Publishing ragging is banned : The institutions are required to publish that the ragging is totally banned in the institution and anyone found doing/abetting ragging would be suitably punished.
Brochures/Application Form/Enrollment Form :The college brochures are required to mention these guidelines in full. The prospectus would include all directions of Supreme Court/Central and State Government as applicable. The application/enrollment form for admission will have an undertaking in English and Hindi and preferably one in regional language to be signed by parent/guardian. The school-leaving certificate should reflect the behavioral pattern of the student.
Affidavit of Student : A student during the admission process has to file an affidavit along with his parents/guardian’s signature, stating that he will not be ragging other students directly or indirectly.

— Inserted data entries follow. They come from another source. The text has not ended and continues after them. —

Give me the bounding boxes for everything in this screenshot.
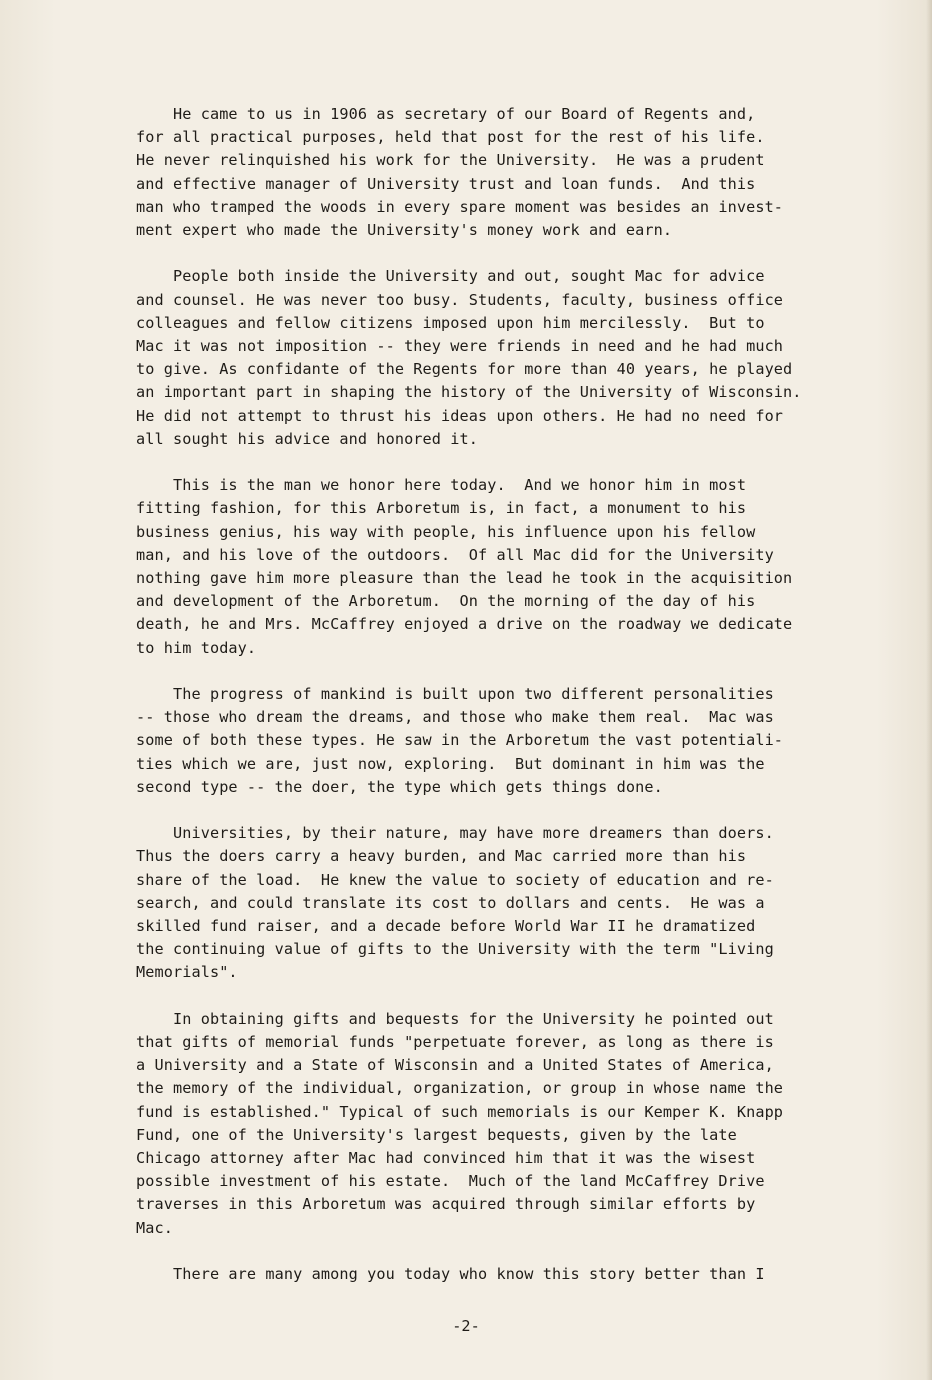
text-line: He came to us in 1906 as secretary of our Board of Regents and, bbox=[136, 105, 756, 123]
document-body bbox=[136, 103, 818, 1309]
text-line: fitting fashion, for this Arboretum is, in fact, a monument to his bbox=[136, 499, 747, 518]
text-line: some of both these types. He saw in the Arboretum the vast potentiali- bbox=[136, 731, 784, 750]
text-line: In obtaining gifts and bequests for the University he pointed out bbox=[136, 1009, 774, 1028]
text-line: Chicago attorney after Mac had convinced him that it was the wisest bbox=[136, 1149, 756, 1168]
text-line: Universities, by their nature, may have more dreamers than doers. bbox=[136, 824, 774, 843]
text-line: and counsel. He was never too busy. Students, faculty, business office bbox=[136, 290, 784, 309]
paragraph bbox=[136, 265, 818, 451]
paragraph bbox=[136, 103, 818, 242]
text-line: share of the load. He knew the value to society of education and re- bbox=[136, 870, 774, 889]
text-line: Memorials". bbox=[136, 963, 238, 982]
text-line: He did not attempt to thrust his ideas upon others. He had no need for bbox=[136, 406, 784, 425]
paragraph bbox=[136, 1263, 818, 1286]
text-line: People both inside the University and out, sought Mac for advice bbox=[136, 267, 765, 286]
text-line: the memory of the individual, organization, or group in whose name the bbox=[136, 1079, 784, 1098]
text-line: Mac. bbox=[136, 1218, 173, 1237]
text-line: colleagues and fellow citizens imposed upon him mercilessly. But to bbox=[136, 313, 765, 332]
text-line: ties which we are, just now, exploring. But dominant in him was the bbox=[136, 754, 765, 773]
text-line: skilled fund raiser, and a decade before World War II he dramatized bbox=[136, 917, 756, 936]
text-line: and effective manager of University trust and loan funds. And this bbox=[136, 174, 756, 193]
text-line: nothing gave him more pleasure than the lead he took in the acquisition bbox=[136, 569, 793, 588]
paragraph bbox=[136, 1008, 818, 1240]
text-line: The progress of mankind is built upon two different personalities bbox=[136, 685, 774, 704]
text-line: This is the man we honor here today. And we honor him in most bbox=[136, 476, 747, 495]
text-line: second type -- the doer, the type which gets things done. bbox=[136, 777, 663, 796]
page-edge-shadow bbox=[926, 0, 932, 1380]
text-line: Thus the doers carry a heavy burden, and Mac carried more than his bbox=[136, 847, 747, 866]
text-line: an important part in shaping the history of the University of Wisconsin. bbox=[136, 383, 802, 402]
text-line: traverses in this Arboretum was acquired through similar efforts by bbox=[136, 1195, 756, 1214]
text-line: for all practical purposes, held that post for the rest of his life. bbox=[136, 128, 765, 147]
text-line: fund is established." Typical of such memorials is our Kemper K. Knapp bbox=[136, 1102, 784, 1121]
text-line: the continuing value of gifts to the University with the term "Living bbox=[136, 940, 774, 959]
text-line: man, and his love of the outdoors. Of all Mac did for the University bbox=[136, 545, 774, 564]
text-line: Fund, one of the University's largest bequests, given by the late bbox=[136, 1125, 737, 1144]
text-line: a University and a State of Wisconsin and a United States of America, bbox=[136, 1056, 774, 1075]
paragraph bbox=[136, 474, 818, 660]
text-line: to give. As confidante of the Regents for more than 40 years, he played bbox=[136, 360, 793, 379]
text-line: There are many among you today who know this story better than I bbox=[136, 1265, 765, 1284]
text-line: death, he and Mrs. McCaffrey enjoyed a drive on the roadway we dedicate bbox=[136, 615, 793, 634]
text-line: Mac it was not imposition -- they were friends in need and he had much bbox=[136, 337, 784, 356]
text-line: possible investment of his estate. Much of the land McCaffrey Drive bbox=[136, 1172, 765, 1191]
paragraph bbox=[136, 683, 818, 799]
text-line: -- those who dream the dreams, and those who make them real. Mac was bbox=[136, 708, 774, 727]
text-line: search, and could translate its cost to dollars and cents. He was a bbox=[136, 893, 765, 912]
text-line: all sought his advice and honored it. bbox=[136, 429, 479, 448]
paragraph bbox=[136, 822, 818, 984]
text-line: man who tramped the woods in every spare moment was besides an invest- bbox=[136, 197, 784, 216]
text-line: and development of the Arboretum. On the morning of the day of his bbox=[136, 592, 756, 611]
page-number: -2- bbox=[452, 1317, 480, 1335]
text-line: business genius, his way with people, his influence upon his fellow bbox=[136, 522, 756, 541]
text-line: He never relinquished his work for the University. He was a prudent bbox=[136, 151, 765, 170]
text-line: to him today. bbox=[136, 638, 257, 657]
text-line: ment expert who made the University's money work and earn. bbox=[136, 221, 673, 240]
text-line: that gifts of memorial funds "perpetuate forever, as long as there is bbox=[136, 1033, 774, 1052]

Anti-Ragging Committee : Every institution shall constitute a committee to be known as the Anti-Ragging Committee. To be nominated and headed by the Head of the institution, and consisting of representatives of civil and police administration, local media, Non-Government Organizations involved in youth activities, representatives of faculty members, representatives of parents, representatives of students belonging to the freshers category as well as senior students, non-teaching staff; and shall have a diverse mix of membership in terms of levels as well as gender.

Contact detail of Anti Ragging Helpline/Anti Ragging Committee/Anti Ragging Squad : Every fresh student admitted to the institution shall be given a printed leaflet detailing to whom he/she has to turn to for help and guidance for various purposes including addresses and telephone numbers, so as to enable the student to contact the concerned person at any time. Identity of informants of ragging incidents is fully protected.
Anti ragging squad : Anti ragging committee would also monitor and oversee the performance of the Anti-Ragging Squad. It shall be the duty of the Anti-Ragging Squad to make surprise raids on hostels, and other places vulnerable to incidents of, and having the potential of, ragging.

Ragging is a problem of the students and by the students; and therefore, the solution to it also lies with the students. With ragging becoming rampant in colleges, it is about time that the the student community awakens its conscience to this inhuman practice before more and more innocent students become victims of it and before more and more educational institutes are degraded by it.